Even so, there is some heart to this film, mostly due to MacFadyen as Daniel, the straight-laced emotional centerpiece. The tall and stately MacFadyen brings the tender dignity of his most famous role (Mr. Darcy in 2005's Pride & Prejudice) to his character in Funeral, reminding us that as bizarre and uncouth as the funeral for his father turned out to be, everyone is still there for a funeral—to honor an exceptional man's memory.
When Daniel finally gets around to delivering the eulogy, it turns out to be a bit of poetry that evokes some Shakespearian soliloquy. "We do our best in a world of chaos," Daniel says with heavy eyes, looking down at the casket of his father—who has very recently (thanks to the dwarf) been revealed to be a different man than anyone thought. "We live in a world where there are more questions than answers."
Unfortunately, the Reverend (Thomas Wheatley) presiding over the funeral has no answers and is no consolation to the family; he seems most concerned that the whole ordeal be over by 3 p.m., when he must go to his next "appointment." Certainly the portrayal of clergy—as well as the largely irreverent treatment of God and religion—belies the "spiritual" sentiment of the film, which seems to be characterized by the "life is chaos; we do our best" theme of Daniel's eulogy. In the end, the movie seems to say, we only have each other to get us through the craziness of life.
Funeral is very funny and entertaining, a sometimes-dark comedy somewhere between Four Weddings and a Funeral and Meet the Parents. In the end it is a rather slight film, however, raising big issues and questions but leaving them largely unexplored. But its main point is to make us laugh, and on this count it succeeds, winningly.Discussion starters
- What, if anything, does the portrayal of the preacher say about the place of the church in the eyes of culture today?
- If a secret was posthumously revealed about your loved one that was as scandalous as the one revealed in this film, do you think you would want to know about it?

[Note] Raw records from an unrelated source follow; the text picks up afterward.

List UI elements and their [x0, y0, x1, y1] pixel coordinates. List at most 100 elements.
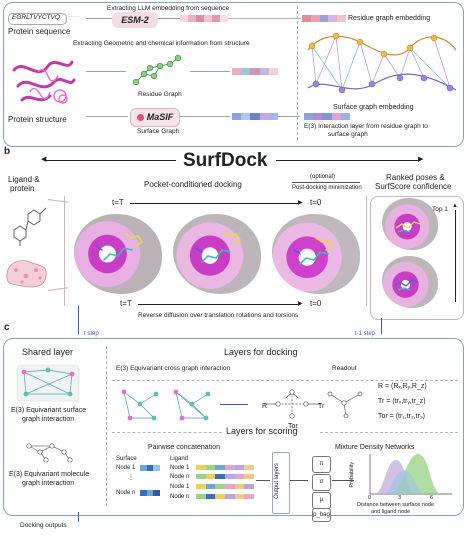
t-step-label: t step: [84, 331, 99, 337]
docking-pose-step-2: [173, 214, 261, 294]
surface-node-n-vector: [140, 490, 161, 496]
docking-section-divider: [112, 380, 458, 381]
molecule-interaction-line2: graph interaction: [22, 480, 75, 487]
residue-graph-embedding: [232, 68, 279, 75]
t-T-bottom: t=T: [120, 299, 132, 308]
docking-pose-step-1: [74, 214, 162, 294]
docking-pose-step-3: [272, 214, 360, 294]
arrow-residue-graph-right: [190, 71, 230, 72]
emb-to-right-arrow: [228, 18, 301, 19]
surface-col-ellipsis: ⋮: [128, 475, 134, 481]
tr-label: Tr: [318, 403, 325, 410]
panel-a-divider: [297, 6, 298, 140]
t-0-bottom: t=0: [310, 299, 322, 308]
shared-divider: [106, 346, 107, 506]
ligand-protein-line1: Ligand &: [8, 175, 40, 184]
cross-graph-arrow: [220, 404, 248, 405]
cross-graph-label: E(3) Equivariant cross graph interaction: [116, 365, 231, 372]
time-arrow-top: [130, 203, 298, 204]
surface-embedding-label: Surface graph embedding: [333, 104, 414, 111]
residue-graph-label: Residue Graph: [138, 91, 182, 98]
sequence-text: EGRLTVYCTVQ: [12, 14, 60, 21]
distance-axis-line1: Distance between surface node: [357, 502, 435, 508]
final-surface-embedding: [304, 113, 351, 120]
surface-graph-label: Surface Graph: [137, 128, 180, 135]
arrow-to-residue-graph: [86, 71, 126, 72]
panel-c-label: c: [4, 322, 10, 333]
mdn-pbag: p_bag: [312, 508, 331, 522]
density-plot: [369, 454, 452, 495]
pairwise-label: Pairwise concatenation: [148, 444, 220, 451]
scoring-divider-left: [112, 432, 222, 433]
time-arrow-bottom: [138, 304, 298, 305]
ligand-row-3: Node 1: [170, 484, 190, 490]
sequence-ellipsis: ······: [68, 14, 80, 20]
panel-a-frame: [3, 2, 464, 147]
node-n-left: Node n: [116, 490, 136, 496]
molecule-interaction-line1: E(3) Equivariant molecule: [9, 471, 90, 478]
seq-to-esm-arrow: [86, 18, 112, 19]
ligand-structure-image: [13, 207, 47, 246]
panel-b-label: b: [4, 146, 11, 157]
mdn-sigma: σ: [312, 474, 331, 491]
ranked-line2: SurfScore confidence: [375, 182, 452, 191]
ligand-col: Ligand: [170, 456, 189, 462]
arrow-masif-right: [180, 116, 230, 117]
sequence-box: [8, 13, 67, 25]
panel-c-frame: [3, 338, 464, 516]
rot-label: R: [262, 403, 268, 410]
surface-interaction-line2: graph interaction: [22, 416, 75, 423]
surface-graph-embedding-bar: [232, 113, 279, 120]
docking-outputs-arrow: [78, 512, 79, 522]
arrow-head-left: ◀: [41, 156, 47, 163]
distance-axis-line2: and ligand node: [371, 509, 411, 515]
ligand-row-2: Node n: [170, 474, 190, 480]
output-layers-box: [272, 452, 290, 514]
structure-caption: Extracting Geometric and chemical inform…: [73, 40, 250, 47]
mdn-label: Mixture Density Networks: [335, 444, 415, 451]
protein-surface-image: [6, 260, 47, 288]
layers-scoring-label: Layers for scoring: [226, 426, 298, 436]
readout-diagram: [264, 389, 320, 419]
ligand-row-1: Node 1: [170, 465, 190, 471]
post-docking-arrow: [292, 182, 360, 183]
molecule-graph-icon: [26, 443, 73, 463]
tor-node-diagram: [327, 391, 363, 418]
reverse-diffusion-label: Reverse diffusion over translation rotat…: [138, 312, 299, 319]
ligand-poses-overlay: [95, 231, 334, 265]
cross-graph-diagram-2: [173, 389, 211, 421]
tor-label: Tor: [288, 423, 298, 430]
output-layers-label: Output layers: [273, 463, 280, 499]
surface-interaction-line1: E(3) Equivariant surface: [11, 407, 87, 414]
surface-graph-icon: [16, 364, 80, 402]
ranked-ligands-overlay: [393, 221, 421, 291]
mdn-pi: π: [312, 456, 331, 473]
masif-label: MaSIF: [146, 112, 174, 122]
pairwise-to-output-arrow: [256, 480, 270, 481]
eq-r: R = (Rₓ,Rᵧ,R_z): [378, 383, 427, 390]
docking-outputs-label: Docking outputs: [20, 522, 67, 529]
surface-node-1-vector: [140, 465, 161, 471]
residue-embedding-bar: [302, 15, 346, 22]
esm-2-block: ESM-2: [112, 12, 158, 28]
protein-sequence-label: Protein sequence: [8, 27, 71, 36]
llm-caption: Extracting LLM embedding from sequence: [107, 5, 230, 12]
ranked-pose-1: [382, 198, 438, 250]
cross-graph-diagram-1: [121, 389, 159, 421]
t-0-top: t=0: [310, 198, 322, 207]
tick-3: 3: [398, 495, 402, 501]
ligand-protein-line2: protein: [10, 184, 35, 193]
post-docking-label: Post-docking minimization: [292, 185, 362, 191]
mdn-mu: μ: [312, 492, 331, 509]
time-arrow-head-top: ▶: [298, 200, 303, 206]
arrow-to-masif: [86, 116, 128, 117]
surface-col-line2: Node 1: [116, 465, 136, 471]
readout-label: Readout: [332, 365, 357, 372]
docking-frame: [64, 196, 367, 306]
t-minus-1-step-label: t-1 step: [355, 331, 376, 337]
masif-block: MaSIF: [130, 108, 180, 127]
scoring-divider-right: [320, 432, 458, 433]
tick-6: 6: [430, 495, 434, 501]
t-T-top: t=T: [112, 198, 124, 207]
layers-docking-label: Layers for docking: [224, 347, 298, 357]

- What lessons do the characters learn as a result of the events of the funeral? And which character do you think grows the most during the course of the film?

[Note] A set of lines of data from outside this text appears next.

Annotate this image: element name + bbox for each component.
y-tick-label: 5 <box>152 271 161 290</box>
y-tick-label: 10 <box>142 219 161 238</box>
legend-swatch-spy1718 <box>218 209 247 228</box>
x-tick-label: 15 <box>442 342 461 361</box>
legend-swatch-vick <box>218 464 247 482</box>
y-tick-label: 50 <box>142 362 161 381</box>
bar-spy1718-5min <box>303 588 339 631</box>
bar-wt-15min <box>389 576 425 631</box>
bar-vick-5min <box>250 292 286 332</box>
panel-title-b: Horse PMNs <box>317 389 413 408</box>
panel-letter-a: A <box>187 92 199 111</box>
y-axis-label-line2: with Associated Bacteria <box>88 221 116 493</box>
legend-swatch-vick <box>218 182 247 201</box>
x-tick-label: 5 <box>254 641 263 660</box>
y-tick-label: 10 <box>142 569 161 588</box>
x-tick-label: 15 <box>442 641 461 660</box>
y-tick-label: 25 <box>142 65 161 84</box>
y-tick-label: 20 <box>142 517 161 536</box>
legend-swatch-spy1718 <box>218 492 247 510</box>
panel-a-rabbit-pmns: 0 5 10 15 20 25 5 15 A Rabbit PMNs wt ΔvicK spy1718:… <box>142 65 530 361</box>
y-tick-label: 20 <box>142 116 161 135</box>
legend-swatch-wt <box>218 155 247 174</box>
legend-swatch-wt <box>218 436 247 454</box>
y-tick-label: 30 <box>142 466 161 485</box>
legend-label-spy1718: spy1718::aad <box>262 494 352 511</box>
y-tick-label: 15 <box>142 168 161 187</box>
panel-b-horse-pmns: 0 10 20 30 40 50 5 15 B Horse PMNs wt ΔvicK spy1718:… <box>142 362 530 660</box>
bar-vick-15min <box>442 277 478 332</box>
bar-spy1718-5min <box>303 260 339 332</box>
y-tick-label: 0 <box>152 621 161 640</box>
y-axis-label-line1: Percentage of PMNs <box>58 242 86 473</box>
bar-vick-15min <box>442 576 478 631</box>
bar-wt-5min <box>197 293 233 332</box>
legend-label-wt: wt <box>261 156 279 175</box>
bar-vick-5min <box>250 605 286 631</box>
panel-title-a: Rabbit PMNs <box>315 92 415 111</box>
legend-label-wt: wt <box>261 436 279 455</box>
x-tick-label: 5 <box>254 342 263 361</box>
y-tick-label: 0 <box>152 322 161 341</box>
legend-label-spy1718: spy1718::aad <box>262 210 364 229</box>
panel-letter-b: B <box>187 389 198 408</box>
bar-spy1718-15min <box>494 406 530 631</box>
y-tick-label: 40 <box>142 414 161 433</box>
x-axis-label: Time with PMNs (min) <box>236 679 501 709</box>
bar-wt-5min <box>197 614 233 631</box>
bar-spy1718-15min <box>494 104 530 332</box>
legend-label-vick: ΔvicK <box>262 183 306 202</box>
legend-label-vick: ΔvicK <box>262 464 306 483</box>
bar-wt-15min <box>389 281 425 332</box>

The Family CornerFor parents to consider
Death at a Funeral is rated R mainly for language, including a lot of casual use of the f-word. There is also a running gag concerning hallucinogenic drugs, which are consumed by at least three characters (by accident). Other topics that make this a very adult-oriented film include allusions to an extra-marital homosexual affair, one-night stands, and casual drug use. There is no sex in the actual film, but there is an extended scene of rear male nudity (comedic). It's definitely not for kids.